Stats #4: Functions
Spaces
X: Input Space (Typically $\mathbb R^P$ where $\mathbb R^P$ is a real valued vector of P dimensions and P = # of predictors)
y: Output Space (In regression typically $\mathbb R$)
A: Action Space (Predictions)
In regression y=A.
Loss functions
A loss function is used to penalize bad predictions.

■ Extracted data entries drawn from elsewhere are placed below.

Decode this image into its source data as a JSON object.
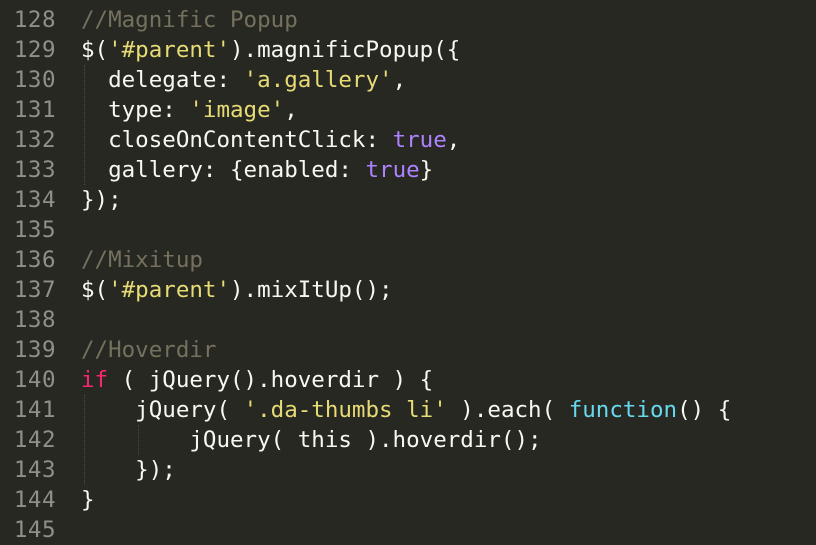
{
  "theme": {
    "background": "#272822",
    "gutter_text": "#8f908a",
    "plain": "#f8f8f2",
    "comment": "#75715e",
    "string": "#e6db74",
    "keyword": "#f92672",
    "constant": "#ae81ff",
    "builtin": "#66d9ef"
  },
  "lines": [
    {
      "number": "128",
      "tokens": [
        {
          "type": "comment",
          "text": "//Magnific Popup"
        }
      ]
    },
    {
      "number": "129",
      "tokens": [
        {
          "type": "plain",
          "text": "$("
        },
        {
          "type": "string",
          "text": "'#parent'"
        },
        {
          "type": "plain",
          "text": ").magnificPopup({"
        }
      ]
    },
    {
      "number": "130",
      "tokens": [
        {
          "type": "plain",
          "text": "  delegate: "
        },
        {
          "type": "string",
          "text": "'a.gallery'"
        },
        {
          "type": "plain",
          "text": ","
        }
      ]
    },
    {
      "number": "131",
      "tokens": [
        {
          "type": "plain",
          "text": "  type: "
        },
        {
          "type": "string",
          "text": "'image'"
        },
        {
          "type": "plain",
          "text": ","
        }
      ]
    },
    {
      "number": "132",
      "tokens": [
        {
          "type": "plain",
          "text": "  closeOnContentClick: "
        },
        {
          "type": "constant",
          "text": "true"
        },
        {
          "type": "plain",
          "text": ","
        }
      ]
    },
    {
      "number": "133",
      "tokens": [
        {
          "type": "plain",
          "text": "  gallery: {enabled: "
        },
        {
          "type": "constant",
          "text": "true"
        },
        {
          "type": "plain",
          "text": "}"
        }
      ]
    },
    {
      "number": "134",
      "tokens": [
        {
          "type": "plain",
          "text": "});"
        }
      ]
    },
    {
      "number": "135",
      "tokens": []
    },
    {
      "number": "136",
      "tokens": [
        {
          "type": "comment",
          "text": "//Mixitup"
        }
      ]
    },
    {
      "number": "137",
      "tokens": [
        {
          "type": "plain",
          "text": "$("
        },
        {
          "type": "string",
          "text": "'#parent'"
        },
        {
          "type": "plain",
          "text": ").mixItUp();"
        }
      ]
    },
    {
      "number": "138",
      "tokens": []
    },
    {
      "number": "139",
      "tokens": [
        {
          "type": "comment",
          "text": "//Hoverdir"
        }
      ]
    },
    {
      "number": "140",
      "tokens": [
        {
          "type": "keyword",
          "text": "if"
        },
        {
          "type": "plain",
          "text": " ( jQuery().hoverdir ) {"
        }
      ]
    },
    {
      "number": "141",
      "tokens": [
        {
          "type": "plain",
          "text": "    jQuery( "
        },
        {
          "type": "string",
          "text": "'.da-thumbs li'"
        },
        {
          "type": "plain",
          "text": " ).each( "
        },
        {
          "type": "builtin",
          "text": "function"
        },
        {
          "type": "plain",
          "text": "() {"
        }
      ]
    },
    {
      "number": "142",
      "tokens": [
        {
          "type": "plain",
          "text": "        jQuery( this ).hoverdir();"
        }
      ]
    },
    {
      "number": "143",
      "tokens": [
        {
          "type": "plain",
          "text": "    });"
        }
      ]
    },
    {
      "number": "144",
      "tokens": [
        {
          "type": "plain",
          "text": "}"
        }
      ]
    },
    {
      "number": "145",
      "tokens": []
    }
  ]
}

It is applied to the output and predicted output values $y$ & $\hat y$ respectively.
\[(y,\hat y) \rightarrow L(y,\hat y)\]Absolute error loss
Absolute error is used for more noisy data or if there are outliers
\[L(y,\hat y) = |y -\hat y|\]Squared error loss
\[L(y,\hat y) = (y -\hat y)^2\]Margin based
\[L(y,\hat y) = f(y\hat y)\]Hinge loss
Used mostly for Support Vector Machines (SVM’s)
\[L(y,\hat y) = max(1-y\hat y, 0)\]
Misclassification Loss
For classification problems
\[L(y,\hat y) = 1(y \neq \hat y)\]0 if $y = \hat y$,
1 if $y \neq \hat y$
Log loss:
\[L(y,\hat y) = ylog(\hat y) - (1-y)log(1-\hat y)\]Where $y \in {0,1}$ & $\hat y \in [0,1]$
Risk
Risk Functional
The risk functional gives the expected loss when using f as the prediction function.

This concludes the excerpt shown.